Bank of Singapore is expanding its staff strength even as it continues to attract new funds.
The private banking unit of OCBC has grown its total staff strength by 40 per cent from some 700 members at the end of 2010 to more than 1,000 at the end of this June.
Of that figure, it has increased its number of relationship managers by more than 50 per cent to around 290 managers of various nationalities since it started operations.
In 2010, OCBC acquired ING Asia Private Bank and combined it with its own private banking business to set up Bank of Singapore.
The chief executive officer of Bank of Singapore, Mr Renato de Guzman, told The Straits Times that the unit is growing its talent pool in a sustainable manner.

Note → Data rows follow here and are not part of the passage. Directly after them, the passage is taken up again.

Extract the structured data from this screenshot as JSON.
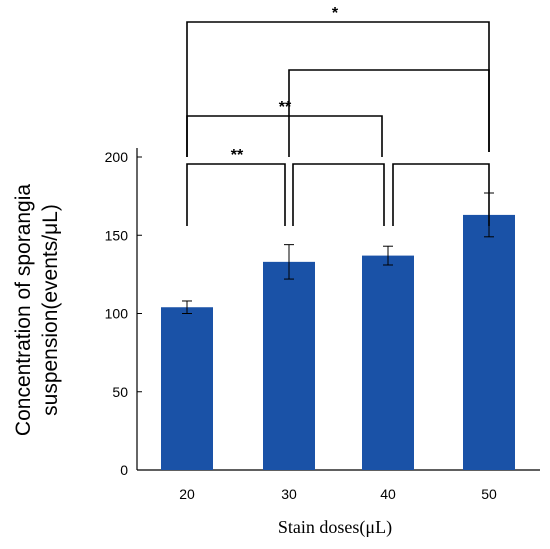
{
  "chart_data": {
    "type": "bar",
    "title": "",
    "xlabel": "Stain doses(μL)",
    "ylabel_lines": [
      "Concentration of sporangia",
      "suspension(events/μL)"
    ],
    "categories": [
      "20",
      "30",
      "40",
      "50"
    ],
    "values": [
      104,
      133,
      137,
      163
    ],
    "errors": [
      4,
      11,
      6,
      14
    ],
    "ylim": [
      0,
      200
    ],
    "yticks": [
      0,
      50,
      100,
      150,
      200
    ],
    "grid": false,
    "bar_color": "#1a52a7",
    "significance": [
      {
        "from": "20",
        "to": "50",
        "label": "*"
      },
      {
        "from": "30",
        "to": "50",
        "label": ""
      },
      {
        "from": "20",
        "to": "40",
        "label": "**"
      },
      {
        "from": "20",
        "to": "30",
        "label": "**"
      },
      {
        "from": "30",
        "to": "40",
        "label": ""
      },
      {
        "from": "40",
        "to": "50",
        "label": ""
      }
    ]
  }
}
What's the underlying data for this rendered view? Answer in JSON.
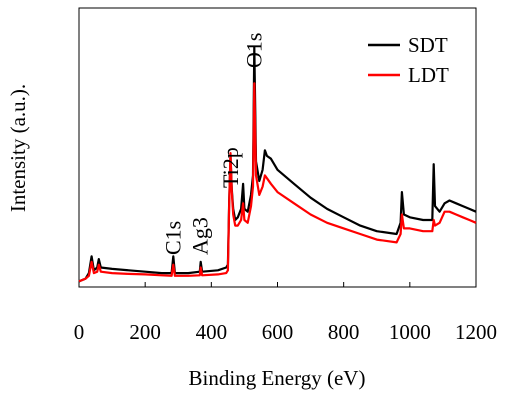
{
  "chart_data": {
    "type": "line",
    "title": "",
    "xlabel": "Binding Energy (eV)",
    "ylabel": "Intensity (a.u.).",
    "xlim": [
      0,
      1200
    ],
    "xticks": [
      0,
      200,
      400,
      600,
      800,
      1000,
      1200
    ],
    "ylim": [
      0,
      1
    ],
    "y_ticks_shown": false,
    "grid": false,
    "legend_position": "top-right",
    "annotations": [
      {
        "text": "C1s",
        "x": 285
      },
      {
        "text": "Ag3",
        "x": 368
      },
      {
        "text": "Ti2p",
        "x": 459
      },
      {
        "text": "O1s",
        "x": 530
      }
    ],
    "series": [
      {
        "name": "SDT",
        "color": "#000000",
        "points": [
          [
            0,
            0.02
          ],
          [
            20,
            0.03
          ],
          [
            30,
            0.05
          ],
          [
            38,
            0.11
          ],
          [
            45,
            0.06
          ],
          [
            55,
            0.07
          ],
          [
            60,
            0.1
          ],
          [
            66,
            0.07
          ],
          [
            100,
            0.065
          ],
          [
            150,
            0.06
          ],
          [
            200,
            0.055
          ],
          [
            250,
            0.05
          ],
          [
            280,
            0.05
          ],
          [
            285,
            0.11
          ],
          [
            290,
            0.05
          ],
          [
            330,
            0.05
          ],
          [
            365,
            0.055
          ],
          [
            368,
            0.09
          ],
          [
            372,
            0.055
          ],
          [
            420,
            0.06
          ],
          [
            445,
            0.07
          ],
          [
            450,
            0.08
          ],
          [
            454,
            0.31
          ],
          [
            458,
            0.47
          ],
          [
            462,
            0.35
          ],
          [
            466,
            0.28
          ],
          [
            472,
            0.24
          ],
          [
            480,
            0.25
          ],
          [
            490,
            0.28
          ],
          [
            496,
            0.37
          ],
          [
            500,
            0.28
          ],
          [
            510,
            0.27
          ],
          [
            520,
            0.33
          ],
          [
            526,
            0.4
          ],
          [
            530,
            0.86
          ],
          [
            535,
            0.45
          ],
          [
            545,
            0.38
          ],
          [
            555,
            0.42
          ],
          [
            562,
            0.49
          ],
          [
            568,
            0.47
          ],
          [
            580,
            0.46
          ],
          [
            600,
            0.42
          ],
          [
            650,
            0.37
          ],
          [
            700,
            0.32
          ],
          [
            750,
            0.28
          ],
          [
            800,
            0.25
          ],
          [
            850,
            0.22
          ],
          [
            900,
            0.2
          ],
          [
            960,
            0.19
          ],
          [
            972,
            0.23
          ],
          [
            976,
            0.34
          ],
          [
            982,
            0.26
          ],
          [
            1000,
            0.25
          ],
          [
            1040,
            0.24
          ],
          [
            1068,
            0.24
          ],
          [
            1072,
            0.44
          ],
          [
            1076,
            0.29
          ],
          [
            1090,
            0.27
          ],
          [
            1105,
            0.3
          ],
          [
            1120,
            0.31
          ],
          [
            1140,
            0.3
          ],
          [
            1160,
            0.29
          ],
          [
            1180,
            0.28
          ],
          [
            1200,
            0.27
          ]
        ]
      },
      {
        "name": "LDT",
        "color": "#ff0000",
        "points": [
          [
            0,
            0.02
          ],
          [
            20,
            0.03
          ],
          [
            30,
            0.04
          ],
          [
            38,
            0.09
          ],
          [
            45,
            0.05
          ],
          [
            55,
            0.055
          ],
          [
            60,
            0.08
          ],
          [
            66,
            0.055
          ],
          [
            100,
            0.05
          ],
          [
            150,
            0.047
          ],
          [
            200,
            0.045
          ],
          [
            250,
            0.042
          ],
          [
            280,
            0.04
          ],
          [
            285,
            0.08
          ],
          [
            290,
            0.04
          ],
          [
            330,
            0.04
          ],
          [
            365,
            0.042
          ],
          [
            368,
            0.07
          ],
          [
            372,
            0.042
          ],
          [
            420,
            0.045
          ],
          [
            445,
            0.05
          ],
          [
            450,
            0.06
          ],
          [
            454,
            0.3
          ],
          [
            458,
            0.48
          ],
          [
            462,
            0.34
          ],
          [
            466,
            0.26
          ],
          [
            472,
            0.22
          ],
          [
            480,
            0.22
          ],
          [
            490,
            0.24
          ],
          [
            496,
            0.3
          ],
          [
            500,
            0.24
          ],
          [
            510,
            0.23
          ],
          [
            520,
            0.29
          ],
          [
            526,
            0.36
          ],
          [
            530,
            0.73
          ],
          [
            535,
            0.4
          ],
          [
            545,
            0.33
          ],
          [
            555,
            0.36
          ],
          [
            562,
            0.4
          ],
          [
            568,
            0.39
          ],
          [
            580,
            0.37
          ],
          [
            600,
            0.34
          ],
          [
            650,
            0.3
          ],
          [
            700,
            0.26
          ],
          [
            750,
            0.23
          ],
          [
            800,
            0.21
          ],
          [
            850,
            0.19
          ],
          [
            900,
            0.17
          ],
          [
            960,
            0.16
          ],
          [
            972,
            0.19
          ],
          [
            976,
            0.26
          ],
          [
            982,
            0.21
          ],
          [
            1000,
            0.21
          ],
          [
            1040,
            0.2
          ],
          [
            1068,
            0.2
          ],
          [
            1072,
            0.24
          ],
          [
            1076,
            0.22
          ],
          [
            1090,
            0.23
          ],
          [
            1105,
            0.27
          ],
          [
            1120,
            0.27
          ],
          [
            1140,
            0.26
          ],
          [
            1160,
            0.25
          ],
          [
            1180,
            0.24
          ],
          [
            1200,
            0.23
          ]
        ]
      }
    ]
  }
}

"With the increasing compliance and regulatory requirements of the private banking business, we are in fact investing more in support functions," he added.
Its assets under management have also been growing steadily over the years.
By the end of this June, assets under management came to US$45 billion (S$56 billion), a rise of 26 per cent compared to the same period a year ago.
In the first half of this year alone, the bank attracted net inflow of fresh funds of close to US$3 billion.
The bank said its growth was broad-based across its key markets in Asia and the Indian subcontinent.
That helped it to pick up the "Outstanding Private Bank Asia Pacific 2013 award" at the recent 23rd Private Banker International Global Wealth Summit & Awards event.